Last spring, I needed a pair of tennis shoes, real tennis shoes, for real tennis. See, I had lofty plans to meet another middle-aged mom to revive my game and to experience midlife renewal on Saturday mornings.
I needed new tennies, but baby also needed a new pair of pumps for the prom. So guess who subjugated her desire for new athletic footwear?
That is until I spotted a nifty pair on sale at my favorite shoe outlet. For a measly ten bucks, I became the proud owner of the most pimped-out pair of tennis shoes this side of Wimbledon.
Each shoe features eight gold embroidered tennis balls; seven silver and gold embroidered racquets (What a fashion faux pas! Besides ‘Don’t wear white after Labor Day,’ my mother said never to mix gold with silver in an ensemble); two embossed red blobs which were either blood droplets or chafed testicles; the word “TENNIS” embroidered in gold then outlined in black; one green oval with a tail that looks like the Catholic fish symbol which Protestants have now conscripted into use; two gold lamé laces; one line-art net; and a partridge in a pear tree.

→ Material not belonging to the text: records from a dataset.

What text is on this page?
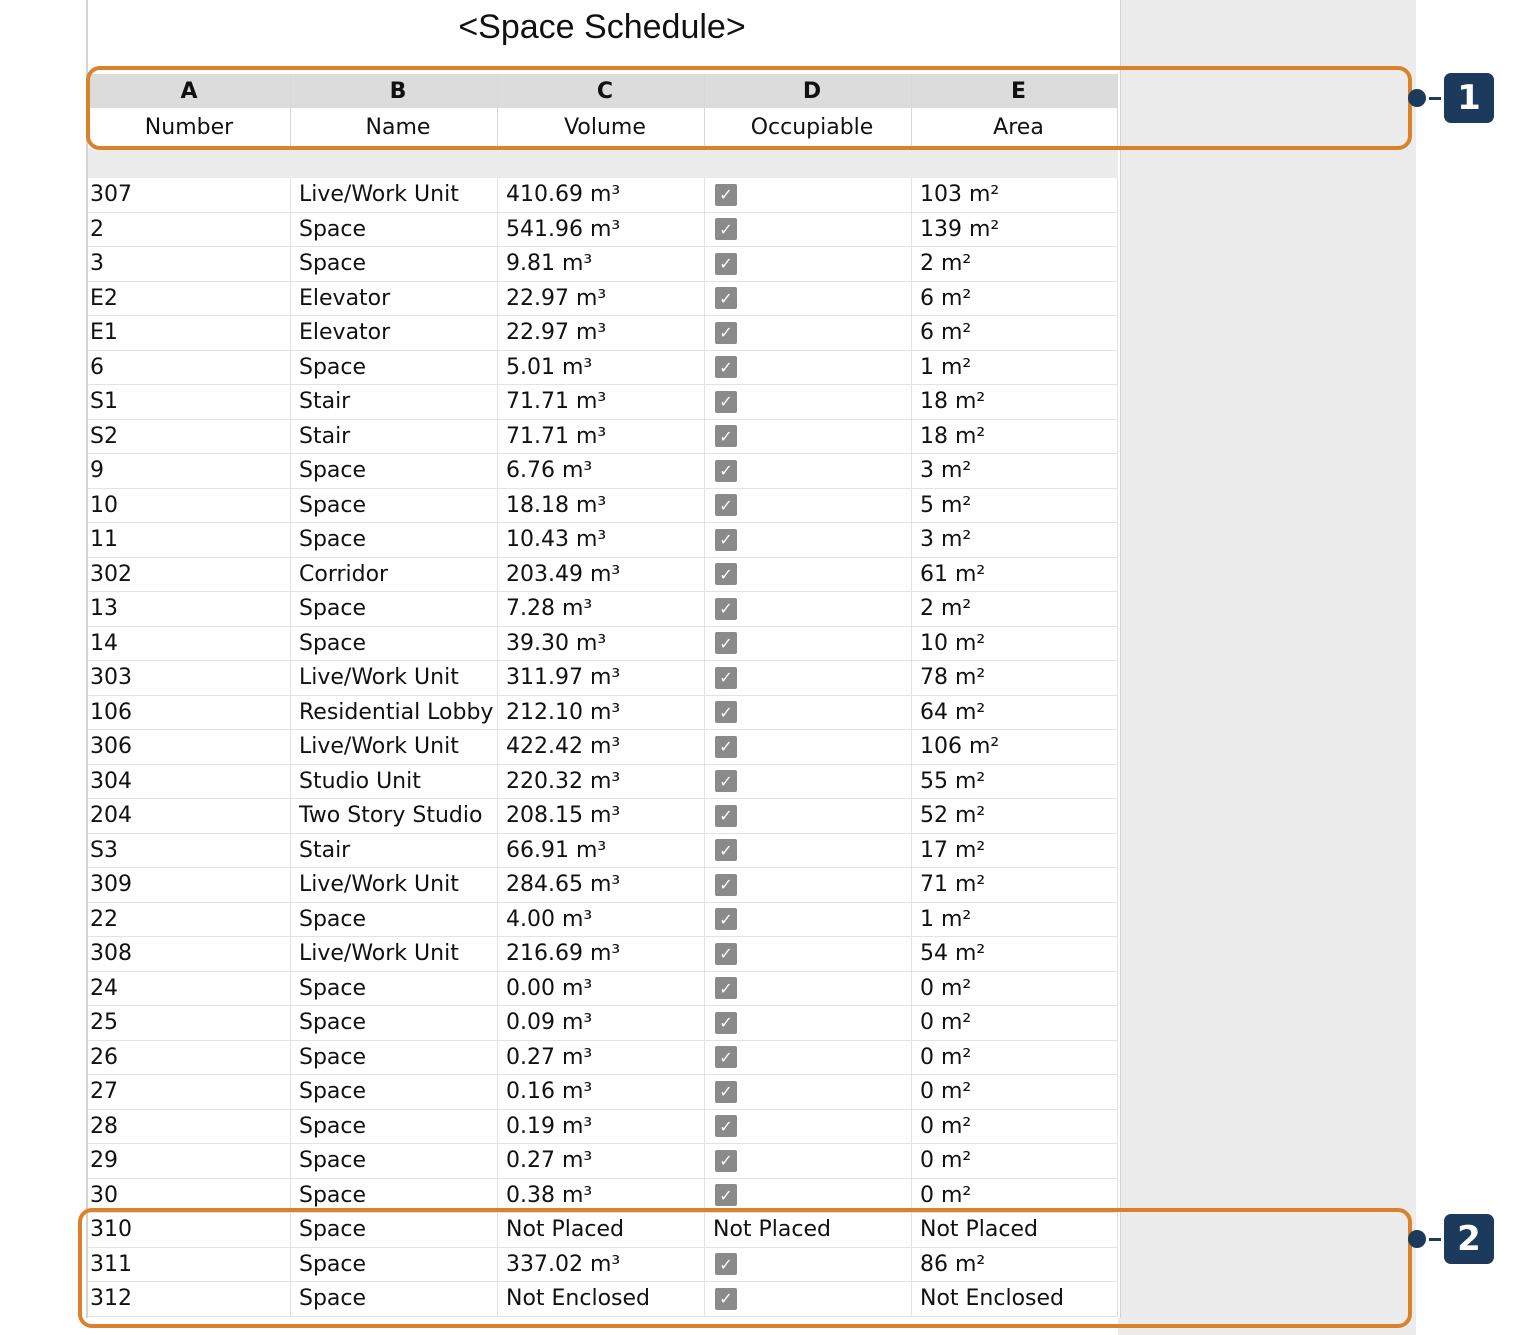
<Space Schedule>
A	B	C	D	E
Number	Name	Volume	Occupiable	Area
307	Live/Work Unit	410.69 m³	✓	103 m²
2	Space	541.96 m³	✓	139 m²
3	Space	9.81 m³	✓	2 m²
E2	Elevator	22.97 m³	✓	6 m²
E1	Elevator	22.97 m³	✓	6 m²
6	Space	5.01 m³	✓	1 m²
S1	Stair	71.71 m³	✓	18 m²
S2	Stair	71.71 m³	✓	18 m²
9	Space	6.76 m³	✓	3 m²
10	Space	18.18 m³	✓	5 m²
11	Space	10.43 m³	✓	3 m²
302	Corridor	203.49 m³	✓	61 m²
13	Space	7.28 m³	✓	2 m²
14	Space	39.30 m³	✓	10 m²
303	Live/Work Unit	311.97 m³	✓	78 m²
106	Residential Lobby 212.10 m³	✓	64 m²
306	Live/Work Unit	422.42 m³	✓	106 m²
304	Studio Unit	220.32 m³	✓	55 m²
204	Two Story Studio	208.15 m³	✓	52 m²
S3	Stair	66.91 m³	✓	17 m²
309	Live/Work Unit	284.65 m³	✓	71 m²
22	Space	4.00 m³	✓	1 m²
308	Live/Work Unit	216.69 m³	✓	54 m²
24	Space	0.00 m³	✓	0 m²
25	Space	0.09 m³	✓	0 m²
26	Space	0.27 m³	✓	0 m²
27	Space	0.16 m³	✓	0 m²
28	Space	0.19 m³	✓	0 m²
29	Space	0.27 m³	✓	0 m²
30	Space	0.38 m³	✓	0 m²
310	Space	Not Placed	Not Placed	Not Placed
311	Space	337.02 m³	✓	86 m²
312	Space	Not Enclosed	✓	Not Enclosed
1
2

Upon returning home, I immediately stuffed them in a canvas shoe holder in my closet where they sat for three weeks straight.
Lest you think I had not put them to good use, think again. Each time I opened my closet door before the sun came up, those sneakers illuminated my wardrobe choices without turning on the light and waking up my husband.
I decided that my sneakers and I needed a public life. So I donned my truly tasteless sneakers to school during Fitness Week. I realized how hideous these shoes were when a seventh grader who wears more bling than Jacob Marley sighted my feet glowing in the hallway from half a city block away and gave me a hollah.
“Yo, Mrs. M.! Those shoes are bangin’.”
She noticed my footwear before she noticed my Allen Iverson jersey and backwards Sixers’ cap.
That’s some powerful sneaker mojo workin’.
I have decided to wear them in public, unapologetically. I’ll start this morning with my orthodontist, documenting the feedback I receive, such as how long it takes adults to notice them versus children. Then I’ll record all comments and create a pie graph with a really colorful legend. Plus, if people are looking at the metallica on my feet, they are less likely to notice it in my mouth. We forty-somethings with braces don’t really want people to notice we have enough metal in our mouths to tune in A Prairie Home Companion.
You might be asking why? Why not just go play a match with the things?
As it so happens, I am recovering from a silly hip accident, a casualty of Fitness Week. I dislocated it leading an aerobics challenge with my eighth graders. So, until my hip fully recovers, this is how I am gleaning the value out of my ten dollar expenditure.
In the meantime, I plan to scour the outlets for other pimped-out apparel to wear courtside.
If I can’t dazzle them with my serve, blinding my opponents with flashy garb will have to serve.